May 24, 2024

DealBook: HSBC Aims for $3.5 Billion in Savings, Trimming Retail

HSBC said Wednesday that it plans to cut costs by as much as $3.5 billion over the next three years to improve profitability, which it said could be hurt by stricter financial regulation.

HSBC, one of Europe’s biggest banks, said it will focus on commercial banking activities and wealth management while scaling back its retail banking operations to the most-profitable countries.

‘‘This is not about shrinking the business but about creating capacity to re-invest in growth markets and to provide a buffer against regulatory and inflationary headwinds,’’ the chief executive Stuart Gulliver said.

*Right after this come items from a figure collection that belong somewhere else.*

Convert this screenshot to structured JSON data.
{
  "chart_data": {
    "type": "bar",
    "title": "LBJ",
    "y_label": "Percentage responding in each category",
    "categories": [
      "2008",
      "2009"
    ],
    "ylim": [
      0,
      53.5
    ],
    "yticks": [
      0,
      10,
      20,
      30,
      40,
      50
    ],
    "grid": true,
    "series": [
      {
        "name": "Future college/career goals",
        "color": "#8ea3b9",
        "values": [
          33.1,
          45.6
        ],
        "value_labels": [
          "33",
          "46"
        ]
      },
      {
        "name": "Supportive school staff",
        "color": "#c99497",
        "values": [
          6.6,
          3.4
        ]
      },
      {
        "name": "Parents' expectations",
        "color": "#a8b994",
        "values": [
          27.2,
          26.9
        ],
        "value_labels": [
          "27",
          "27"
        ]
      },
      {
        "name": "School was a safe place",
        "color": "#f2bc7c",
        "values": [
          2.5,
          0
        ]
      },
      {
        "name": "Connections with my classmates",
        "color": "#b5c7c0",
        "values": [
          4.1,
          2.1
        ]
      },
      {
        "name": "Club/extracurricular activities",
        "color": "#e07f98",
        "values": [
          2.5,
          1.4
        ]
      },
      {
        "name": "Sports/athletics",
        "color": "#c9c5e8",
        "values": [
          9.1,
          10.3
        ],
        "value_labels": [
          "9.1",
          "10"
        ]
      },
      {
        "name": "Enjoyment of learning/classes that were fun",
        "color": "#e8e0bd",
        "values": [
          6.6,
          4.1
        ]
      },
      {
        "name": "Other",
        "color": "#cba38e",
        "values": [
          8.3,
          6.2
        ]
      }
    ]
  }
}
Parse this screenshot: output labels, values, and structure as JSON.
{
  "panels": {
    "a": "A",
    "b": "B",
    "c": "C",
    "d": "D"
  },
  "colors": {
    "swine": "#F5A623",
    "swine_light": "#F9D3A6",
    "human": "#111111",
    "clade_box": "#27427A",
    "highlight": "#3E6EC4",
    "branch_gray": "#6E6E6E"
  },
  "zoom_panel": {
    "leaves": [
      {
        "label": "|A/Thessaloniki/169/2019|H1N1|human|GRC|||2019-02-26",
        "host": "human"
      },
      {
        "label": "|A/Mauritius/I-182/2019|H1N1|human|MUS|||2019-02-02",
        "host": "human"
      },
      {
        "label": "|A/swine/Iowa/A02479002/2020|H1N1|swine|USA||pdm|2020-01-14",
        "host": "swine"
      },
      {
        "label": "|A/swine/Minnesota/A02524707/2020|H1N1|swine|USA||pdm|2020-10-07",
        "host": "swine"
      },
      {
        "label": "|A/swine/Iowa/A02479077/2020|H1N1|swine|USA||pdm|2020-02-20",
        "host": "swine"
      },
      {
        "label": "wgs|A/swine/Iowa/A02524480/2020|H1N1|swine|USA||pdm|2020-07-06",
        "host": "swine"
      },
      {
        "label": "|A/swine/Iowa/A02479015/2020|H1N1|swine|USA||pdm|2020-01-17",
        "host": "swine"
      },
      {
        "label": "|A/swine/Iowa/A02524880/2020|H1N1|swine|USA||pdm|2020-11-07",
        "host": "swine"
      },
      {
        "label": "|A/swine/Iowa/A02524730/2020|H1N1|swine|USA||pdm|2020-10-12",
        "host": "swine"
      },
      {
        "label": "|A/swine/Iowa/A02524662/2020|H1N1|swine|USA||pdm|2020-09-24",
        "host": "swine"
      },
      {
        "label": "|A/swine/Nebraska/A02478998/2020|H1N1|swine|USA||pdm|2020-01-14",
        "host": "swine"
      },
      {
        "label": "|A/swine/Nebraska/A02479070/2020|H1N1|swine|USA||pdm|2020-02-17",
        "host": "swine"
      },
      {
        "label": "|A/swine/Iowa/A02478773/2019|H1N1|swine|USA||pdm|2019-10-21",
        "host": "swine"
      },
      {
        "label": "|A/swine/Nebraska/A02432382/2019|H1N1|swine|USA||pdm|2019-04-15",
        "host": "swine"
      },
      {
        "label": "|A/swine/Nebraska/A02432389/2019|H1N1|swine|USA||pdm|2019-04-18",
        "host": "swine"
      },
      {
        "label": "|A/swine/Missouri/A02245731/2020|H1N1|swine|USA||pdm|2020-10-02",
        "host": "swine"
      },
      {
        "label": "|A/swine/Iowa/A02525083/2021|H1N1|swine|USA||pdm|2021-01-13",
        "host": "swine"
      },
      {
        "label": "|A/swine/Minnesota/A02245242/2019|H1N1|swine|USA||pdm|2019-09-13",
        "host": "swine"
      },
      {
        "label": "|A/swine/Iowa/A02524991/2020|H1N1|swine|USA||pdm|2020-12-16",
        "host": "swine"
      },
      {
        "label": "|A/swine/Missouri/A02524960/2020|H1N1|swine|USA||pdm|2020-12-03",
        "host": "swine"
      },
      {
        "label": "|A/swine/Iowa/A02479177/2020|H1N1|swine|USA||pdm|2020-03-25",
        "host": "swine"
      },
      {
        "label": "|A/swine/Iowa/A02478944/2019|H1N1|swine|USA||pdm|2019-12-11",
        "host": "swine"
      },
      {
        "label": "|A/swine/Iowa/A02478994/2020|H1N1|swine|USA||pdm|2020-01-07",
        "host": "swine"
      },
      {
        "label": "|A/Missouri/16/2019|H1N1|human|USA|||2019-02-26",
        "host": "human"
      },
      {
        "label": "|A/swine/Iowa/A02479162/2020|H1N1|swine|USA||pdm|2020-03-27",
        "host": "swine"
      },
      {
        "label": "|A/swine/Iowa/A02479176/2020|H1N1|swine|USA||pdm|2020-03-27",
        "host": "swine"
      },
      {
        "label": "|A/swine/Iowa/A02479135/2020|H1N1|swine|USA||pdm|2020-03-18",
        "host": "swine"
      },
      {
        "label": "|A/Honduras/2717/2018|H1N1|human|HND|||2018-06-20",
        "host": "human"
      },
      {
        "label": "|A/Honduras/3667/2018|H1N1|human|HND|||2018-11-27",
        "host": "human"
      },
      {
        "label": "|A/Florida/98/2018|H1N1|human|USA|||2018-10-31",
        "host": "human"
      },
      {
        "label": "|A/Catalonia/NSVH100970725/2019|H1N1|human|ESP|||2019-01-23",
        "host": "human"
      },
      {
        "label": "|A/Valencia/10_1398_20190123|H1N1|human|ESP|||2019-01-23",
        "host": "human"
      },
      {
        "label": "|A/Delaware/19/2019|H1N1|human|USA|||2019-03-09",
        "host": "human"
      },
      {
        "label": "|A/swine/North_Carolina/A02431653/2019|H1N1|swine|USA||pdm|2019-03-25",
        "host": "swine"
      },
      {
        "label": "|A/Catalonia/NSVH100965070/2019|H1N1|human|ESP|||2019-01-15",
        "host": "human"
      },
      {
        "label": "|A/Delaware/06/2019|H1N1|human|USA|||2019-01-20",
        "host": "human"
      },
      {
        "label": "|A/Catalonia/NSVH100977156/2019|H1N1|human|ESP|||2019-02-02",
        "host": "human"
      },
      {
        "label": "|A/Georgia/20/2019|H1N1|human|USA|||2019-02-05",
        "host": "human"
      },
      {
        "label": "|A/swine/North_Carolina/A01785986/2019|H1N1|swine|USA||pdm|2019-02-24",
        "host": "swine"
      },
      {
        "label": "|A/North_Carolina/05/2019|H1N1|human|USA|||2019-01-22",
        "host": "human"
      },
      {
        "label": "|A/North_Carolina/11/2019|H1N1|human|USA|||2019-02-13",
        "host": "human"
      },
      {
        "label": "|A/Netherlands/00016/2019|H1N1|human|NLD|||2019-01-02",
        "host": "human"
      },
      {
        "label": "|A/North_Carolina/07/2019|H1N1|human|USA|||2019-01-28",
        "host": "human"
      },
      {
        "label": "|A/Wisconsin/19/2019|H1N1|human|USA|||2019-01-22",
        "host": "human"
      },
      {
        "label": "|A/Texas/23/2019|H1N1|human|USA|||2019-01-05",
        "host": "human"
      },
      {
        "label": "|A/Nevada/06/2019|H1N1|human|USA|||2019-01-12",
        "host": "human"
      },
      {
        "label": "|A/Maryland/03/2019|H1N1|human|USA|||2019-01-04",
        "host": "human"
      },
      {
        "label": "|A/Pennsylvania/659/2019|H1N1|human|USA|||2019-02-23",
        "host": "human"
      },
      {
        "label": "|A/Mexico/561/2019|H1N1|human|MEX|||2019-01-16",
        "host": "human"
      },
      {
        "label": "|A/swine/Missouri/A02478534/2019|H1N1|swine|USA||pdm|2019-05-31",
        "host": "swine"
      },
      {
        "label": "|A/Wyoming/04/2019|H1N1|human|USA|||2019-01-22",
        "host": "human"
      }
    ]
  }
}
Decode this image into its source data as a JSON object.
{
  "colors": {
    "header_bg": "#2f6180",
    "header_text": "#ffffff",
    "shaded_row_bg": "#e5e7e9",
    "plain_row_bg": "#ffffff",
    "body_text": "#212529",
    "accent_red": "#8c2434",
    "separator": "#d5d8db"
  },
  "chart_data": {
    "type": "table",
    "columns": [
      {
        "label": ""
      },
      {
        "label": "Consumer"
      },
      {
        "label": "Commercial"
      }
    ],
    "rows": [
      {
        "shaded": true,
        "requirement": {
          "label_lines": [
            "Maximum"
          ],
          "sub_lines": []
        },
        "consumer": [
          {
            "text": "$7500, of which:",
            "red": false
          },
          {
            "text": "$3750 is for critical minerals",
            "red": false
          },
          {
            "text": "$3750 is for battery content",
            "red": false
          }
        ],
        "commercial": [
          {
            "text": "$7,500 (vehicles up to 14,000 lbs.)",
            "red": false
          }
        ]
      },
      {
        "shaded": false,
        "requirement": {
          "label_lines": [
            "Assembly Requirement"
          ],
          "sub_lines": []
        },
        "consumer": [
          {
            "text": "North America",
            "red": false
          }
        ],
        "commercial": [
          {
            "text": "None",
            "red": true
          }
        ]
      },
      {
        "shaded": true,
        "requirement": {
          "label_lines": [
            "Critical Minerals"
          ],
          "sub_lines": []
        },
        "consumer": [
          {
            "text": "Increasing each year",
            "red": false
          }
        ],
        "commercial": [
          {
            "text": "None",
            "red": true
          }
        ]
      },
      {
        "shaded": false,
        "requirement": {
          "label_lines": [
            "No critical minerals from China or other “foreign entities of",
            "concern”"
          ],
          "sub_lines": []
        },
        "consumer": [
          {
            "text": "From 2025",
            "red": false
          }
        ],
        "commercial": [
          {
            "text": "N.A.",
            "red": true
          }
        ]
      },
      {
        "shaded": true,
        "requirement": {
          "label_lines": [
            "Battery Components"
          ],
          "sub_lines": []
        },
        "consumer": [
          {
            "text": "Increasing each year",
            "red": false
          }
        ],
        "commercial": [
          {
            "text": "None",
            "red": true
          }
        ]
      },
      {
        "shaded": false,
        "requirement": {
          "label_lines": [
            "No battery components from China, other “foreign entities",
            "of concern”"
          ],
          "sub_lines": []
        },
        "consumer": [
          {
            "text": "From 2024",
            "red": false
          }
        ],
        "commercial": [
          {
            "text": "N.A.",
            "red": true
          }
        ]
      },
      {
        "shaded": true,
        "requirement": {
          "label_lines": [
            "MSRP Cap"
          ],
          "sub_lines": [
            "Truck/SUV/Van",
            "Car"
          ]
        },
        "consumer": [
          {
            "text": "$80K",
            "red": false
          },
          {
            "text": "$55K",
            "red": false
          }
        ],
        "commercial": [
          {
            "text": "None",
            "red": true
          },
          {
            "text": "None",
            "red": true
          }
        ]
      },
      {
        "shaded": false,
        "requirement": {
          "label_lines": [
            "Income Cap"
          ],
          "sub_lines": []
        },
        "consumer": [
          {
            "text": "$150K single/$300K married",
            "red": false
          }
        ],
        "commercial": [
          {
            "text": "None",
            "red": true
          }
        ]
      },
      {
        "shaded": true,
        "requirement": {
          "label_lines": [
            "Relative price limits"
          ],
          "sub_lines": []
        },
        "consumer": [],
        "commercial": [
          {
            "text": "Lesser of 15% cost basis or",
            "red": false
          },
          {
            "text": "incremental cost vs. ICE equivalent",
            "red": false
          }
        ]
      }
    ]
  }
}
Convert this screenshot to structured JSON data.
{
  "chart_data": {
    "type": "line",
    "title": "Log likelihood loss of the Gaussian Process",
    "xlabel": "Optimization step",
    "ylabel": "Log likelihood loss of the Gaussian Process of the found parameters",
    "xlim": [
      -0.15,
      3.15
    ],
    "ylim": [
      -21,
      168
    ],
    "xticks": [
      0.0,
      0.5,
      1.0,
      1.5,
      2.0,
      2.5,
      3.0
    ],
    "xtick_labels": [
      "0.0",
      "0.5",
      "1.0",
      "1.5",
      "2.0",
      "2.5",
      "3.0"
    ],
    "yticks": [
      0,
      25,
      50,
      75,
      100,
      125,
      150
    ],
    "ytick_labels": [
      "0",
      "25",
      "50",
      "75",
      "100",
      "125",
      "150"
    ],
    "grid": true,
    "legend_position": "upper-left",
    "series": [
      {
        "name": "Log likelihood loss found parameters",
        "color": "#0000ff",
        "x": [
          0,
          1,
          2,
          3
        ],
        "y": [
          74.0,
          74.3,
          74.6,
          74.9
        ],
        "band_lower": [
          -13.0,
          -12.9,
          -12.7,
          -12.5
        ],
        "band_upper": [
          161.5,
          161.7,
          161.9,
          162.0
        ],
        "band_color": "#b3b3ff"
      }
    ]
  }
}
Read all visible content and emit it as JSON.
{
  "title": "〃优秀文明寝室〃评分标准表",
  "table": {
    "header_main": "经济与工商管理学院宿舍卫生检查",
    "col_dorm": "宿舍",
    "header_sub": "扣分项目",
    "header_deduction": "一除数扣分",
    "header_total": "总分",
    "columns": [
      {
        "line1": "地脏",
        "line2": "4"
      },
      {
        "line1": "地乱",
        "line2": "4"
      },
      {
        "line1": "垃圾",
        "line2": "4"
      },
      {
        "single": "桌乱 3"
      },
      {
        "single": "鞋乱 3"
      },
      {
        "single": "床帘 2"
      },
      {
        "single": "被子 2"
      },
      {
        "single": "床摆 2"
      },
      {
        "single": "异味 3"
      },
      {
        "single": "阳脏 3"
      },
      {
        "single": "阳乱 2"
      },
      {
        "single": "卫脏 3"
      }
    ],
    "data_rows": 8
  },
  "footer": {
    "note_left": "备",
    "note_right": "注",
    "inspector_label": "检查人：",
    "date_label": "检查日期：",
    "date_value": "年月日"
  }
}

He was expected to give more details about the plan when he meets investors later on Wednesday.

HSBC is not alone among banks seeking to streamline at a time when new financial regulations force them to hold on to more of their capital, resulting in pressure on profitability. The Barclays chief executive Robert E. Diamond said in February that he would review businesses and close some that do not generate enough return.

HSBC, which has already decided to withdraw from Russia’s retail banking market, said it would test all of its operations and businesses for profitability and a set of other criteria. The bank also set a target for its cost efficiency ratio of 48 percent to 52 percent.

HSBC surprised some investors on Monday when it said that costs as a proportion of income rose to 60.9 percent in the first quarter from 49.6 percent in the first three months last year. The higher costs overshadowed a 58 percent increase of net income in the quarter.

The London-based bank, which generates about half of its profit in Asia, weathered the financial crisis better than many of its rivals and did not have to ask for financial help from the government. But its share price started to lag behind that of Deutsche Bank, JPMorgan and Barclays this year as some investors raised concerns about rising costs and the pace of growth.